Aung-thwin's "Myth of the Downtrodden Mon"

The so-called de-bunking of the myth of Mon oppression runs like this. Aung-thwin in Mists of Ramanna (p. 261) declares:

1. "...I do not wish to debate whether the Mon as a people were in fact oppressed by Burmese speakers as claimed..."

2. "I have found nothing in the pre-colonial Mon histories that show any indication that they were, or felt themselves oppressed by any group, including the Burmese speakers, even when both parties were at war..."

3. "...in fact, the image of a victimized Mon people was not initially a self-image at all; it was a colonial construct, found originally only in English in the official memoranda just prior to and during the First Anglo-Burmese War"

To paraphrase the argument:

1. I don't know if the Mons were actually oppressed or I consider it irrelevant.

2. I've never seen any Mon text translated into English or Burmese where a Mon is oppressed.

3. English colonial rulers claimed in their texts that Mons were oppressed.

The absolute first thing that is needed here is a definition of "oppress" and it can't be just whatever the English colonials meant by "oppressed". That would be circular reasoning.

Second, although the Burmese chronicle provides very little detail on pre-modern practices of warfare, other indigenous texts do, especially Razadarit Ayeidawpon.

Scorched earth tactics are an integral part of warfare (c. 1385-1421) and Scorched earth tactics are exactly what is meant by "oppression" in modern warfare.

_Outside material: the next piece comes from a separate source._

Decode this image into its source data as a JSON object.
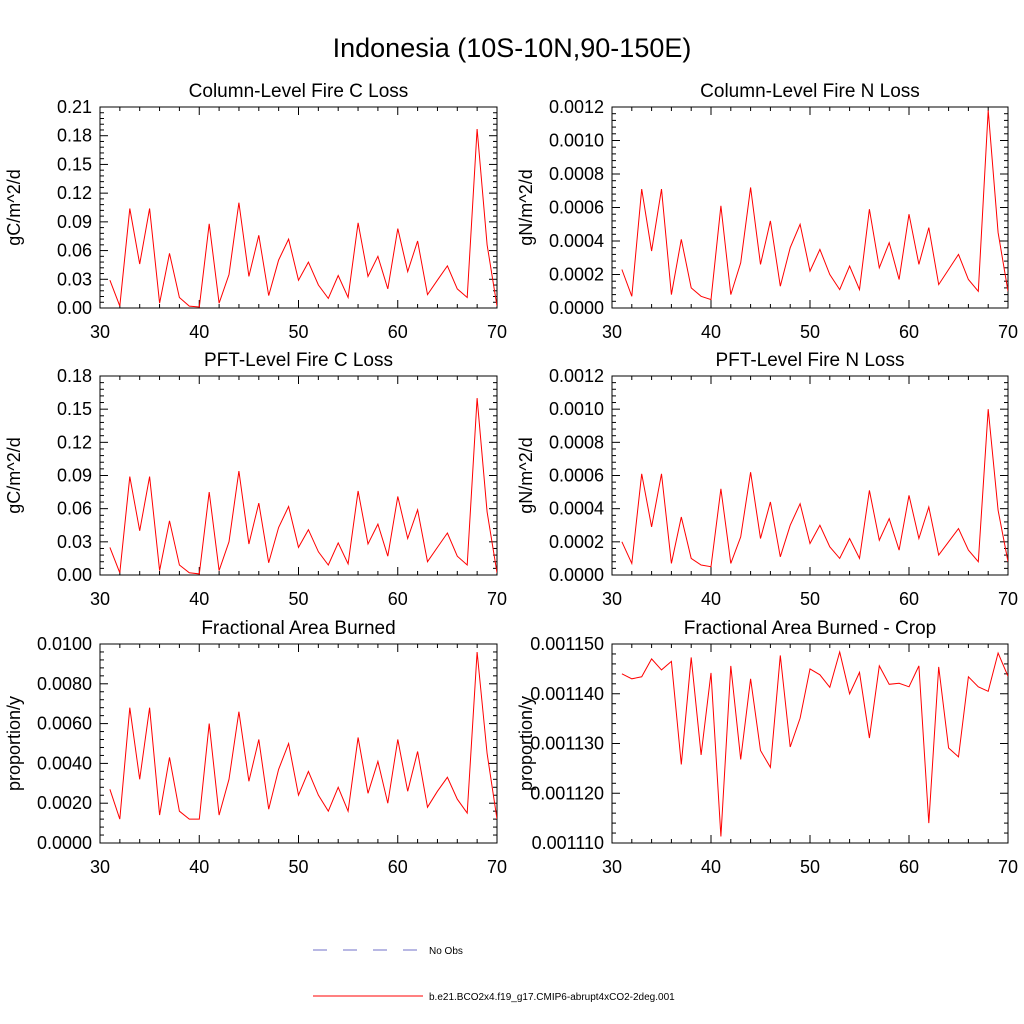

Third, subject peoples (Mons, Shans) do not, as a rule, write about being oppressed in texts that are publicly available to their rulers (Burmese). The brutality of war is also usually absent from such texts.

Oppression and the brutality of warfare enter historical texts once again when political control ends. The Chiangmai chronicle of the mid-1750s is a lot more frank about "oppression" than it is in 1558 at the beginning of Burmese rule. There may well be a 'hidden transcript' as anthropologist James Scott calls it, perhaps in an oral folklore tradition.

(See p. 1171-1173 of Fernquest, Jon (2005) "Addendum to Min-gyi-nyo, the Shan invasions of Ava (1524-27, and the beginnings of expansionary warfare in Toungoo Burma: 1486-1539," SOAS Bulletin of Burma Research, Vol. 3, No. 2, Autumn 2005, Link).

Just because existent historical texts don’t record brutality or acts of oppression doesn't mean that they didn’t exist. Once again, absence of evidence doesn't imply evidence of absence. This is called the fallacy of negative proof.

Something must have kept a dream of Mon independence going though.

In 1740 after an interval of over 200 years, Mon leaders seized the opportunity to reassert Mon political control.

At the end of this short reign (r. 1740-1757) there was a short brutal oppression that was extensively recorded in texts. Lieberman points out in Burmese Administrative Cycles (1984) that this was followed by a period of apparently peaceful co-existence.

What kept the Mons going as a group with the potential for state formation for over 200 years may be a far more relevant question than whether they were oppressed or not (if in fact we can even come up with a definition or "oppression" that is independent of time and place.)